Some doctors don’t trust a second opinion when it comes from an AI system.
What’s new: A team at MIT and Regensburg University investigated how physicians responded to diagnostic advice they received from a machine learning model versus a human expert.
How it works: The authors recruited doctors to diagnose chest X-rays.
- The physicians fell into two groups: 138 radiologists highly experienced in reading X-rays and 127 internal or emergency medicine specialists with less experience in that task.
- For each case, the doctors were given either accurate or inaccurate advice and told that it was generated by either a model or human expert.

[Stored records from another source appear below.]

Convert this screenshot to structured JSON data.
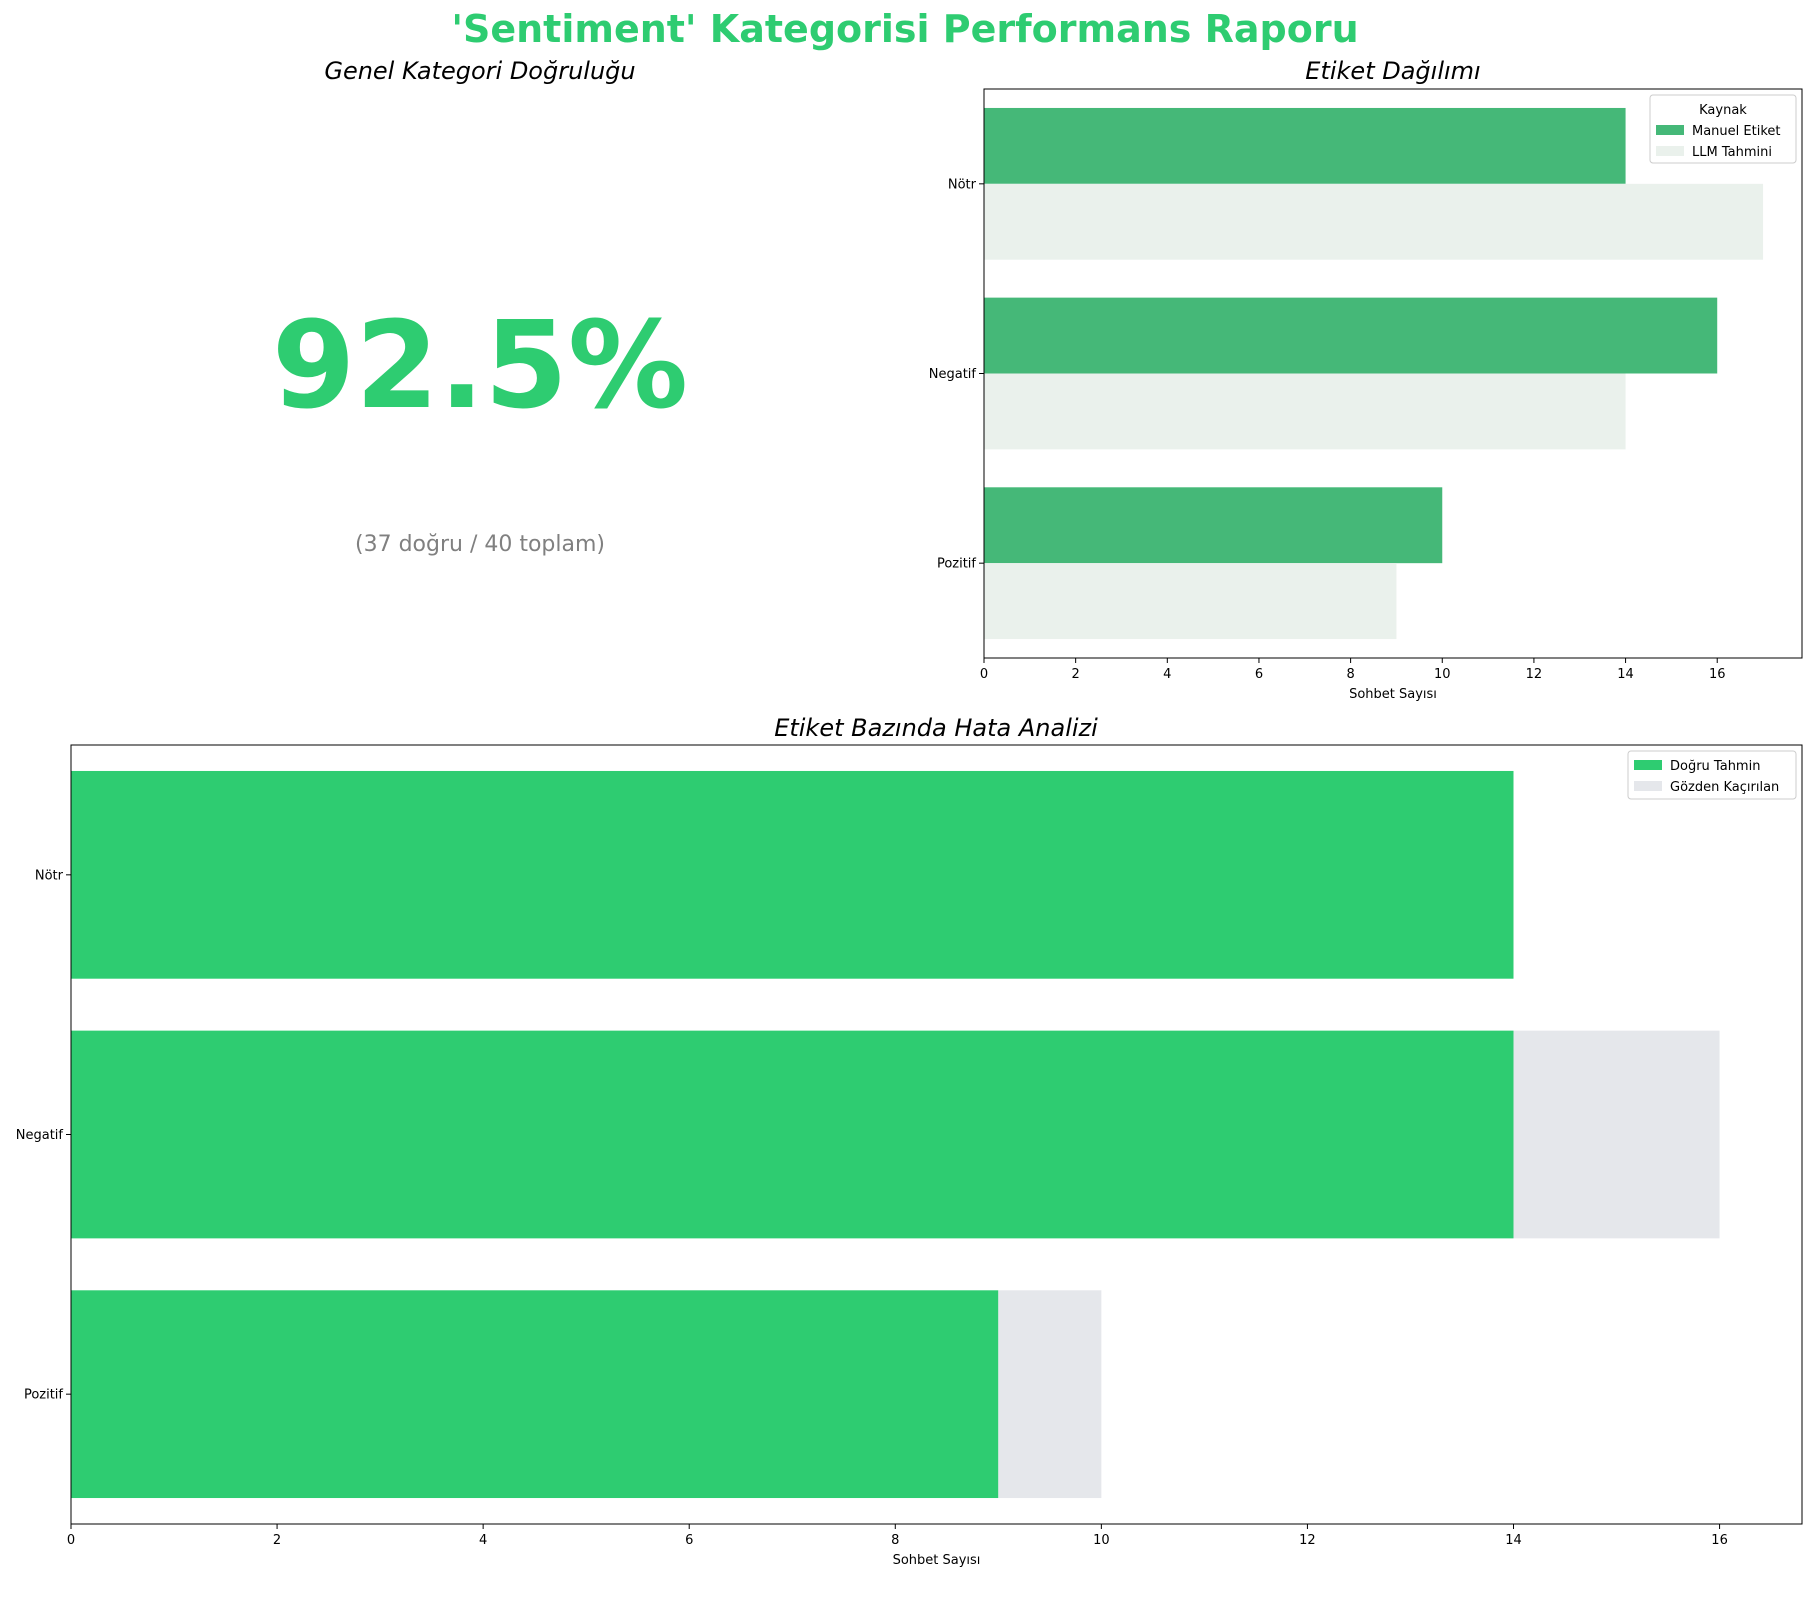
{
  "page": {
    "title": "'Sentiment' Kategorisi Performans Raporu",
    "accent_color": "#2ECC71"
  },
  "kpi": {
    "title": "Genel Kategori Doğruluğu",
    "value": "92.5%",
    "detail": "(37 doğru / 40 toplam)"
  },
  "chart_data": [
    {
      "type": "bar",
      "orientation": "horizontal",
      "title": "Etiket Dağılımı",
      "categories": [
        "Nötr",
        "Negatif",
        "Pozitif"
      ],
      "series": [
        {
          "name": "Manuel Etiket",
          "values": [
            14,
            16,
            10
          ],
          "color": "#45B878"
        },
        {
          "name": "LLM Tahmini",
          "values": [
            17,
            14,
            9
          ],
          "color": "#EAF1EC"
        }
      ],
      "xlabel": "Sohbet Sayısı",
      "ylabel": "",
      "xlim": [
        0,
        17.85
      ],
      "xticks": [
        0,
        2,
        4,
        6,
        8,
        10,
        12,
        14,
        16
      ],
      "legend": {
        "title": "Kaynak",
        "placement": "top-right"
      },
      "grid": false
    },
    {
      "type": "bar",
      "orientation": "horizontal",
      "stacked": true,
      "title": "Etiket Bazında Hata Analizi",
      "categories": [
        "Nötr",
        "Negatif",
        "Pozitif"
      ],
      "series": [
        {
          "name": "Doğru Tahmin",
          "values": [
            14,
            14,
            9
          ],
          "color": "#2ECC71"
        },
        {
          "name": "Gözden Kaçırılan",
          "values": [
            0,
            2,
            1
          ],
          "color": "#E5E7EB"
        }
      ],
      "xlabel": "Sohbet Sayısı",
      "ylabel": "",
      "xlim": [
        0,
        16.8
      ],
      "xticks": [
        0,
        2,
        4,
        6,
        8,
        10,
        12,
        14,
        16
      ],
      "legend": {
        "title": "",
        "placement": "top-right"
      },
      "grid": false
    }
  ]
}
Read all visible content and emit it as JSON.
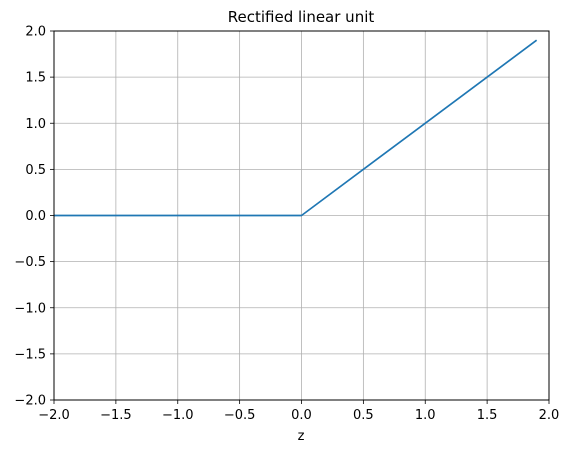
{
  "chart_data": {
    "type": "line",
    "title": "Rectified linear unit",
    "xlabel": "z",
    "ylabel": "",
    "xlim": [
      -2.0,
      2.0
    ],
    "ylim": [
      -2.0,
      2.0
    ],
    "x_ticks": [
      -2.0,
      -1.5,
      -1.0,
      -0.5,
      0.0,
      0.5,
      1.0,
      1.5,
      2.0
    ],
    "y_ticks": [
      -2.0,
      -1.5,
      -1.0,
      -0.5,
      0.0,
      0.5,
      1.0,
      1.5,
      2.0
    ],
    "x_tick_labels": [
      "−2.0",
      "−1.5",
      "−1.0",
      "−0.5",
      "0.0",
      "0.5",
      "1.0",
      "1.5",
      "2.0"
    ],
    "y_tick_labels": [
      "−2.0",
      "−1.5",
      "−1.0",
      "−0.5",
      "0.0",
      "0.5",
      "1.0",
      "1.5",
      "2.0"
    ],
    "grid": true,
    "series": [
      {
        "color": "#1f77b4",
        "x": [
          -2.0,
          0.0,
          1.9
        ],
        "y": [
          0.0,
          0.0,
          1.9
        ]
      }
    ]
  }
}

- The physicians rated the advice and offered their own diagnosis.
Results: The radiologists generally rated as lower-quality advice they believed was generated by AI. The others rated AI and human advice to be roughly of equal quality. Both groups made more accurate diagnoses when given accurate advice, regardless of its source. However, 27 percent of radiologists and 41 percent of the less experienced offered an incorrect diagnosis when given inaccurate advice.
Behind the news: AI-powered diagnostic tools are proliferating and becoming more widely accepted in the U.S. and elsewhere. These tools may work about as well as traditional methods at predicting clinical outcomes. Those that work well may only do so on certain populations due to biased training data.
Why it matters: It’s not enough to develop AI systems in isolation. It’s important also to understand how humans use them. The best diagnostic algorithm in the world won’t help if people don’t heed its recommendations.
We’re thinking: While some doctors are skeptical of AI, others may trust it too much, which also can lead to errors. Practitioners in a wide variety of fields will need to cultivate a balance between skepticism and trust in machine learning systems. We welcome help from the computer-human interface community in wrestling with these challenges.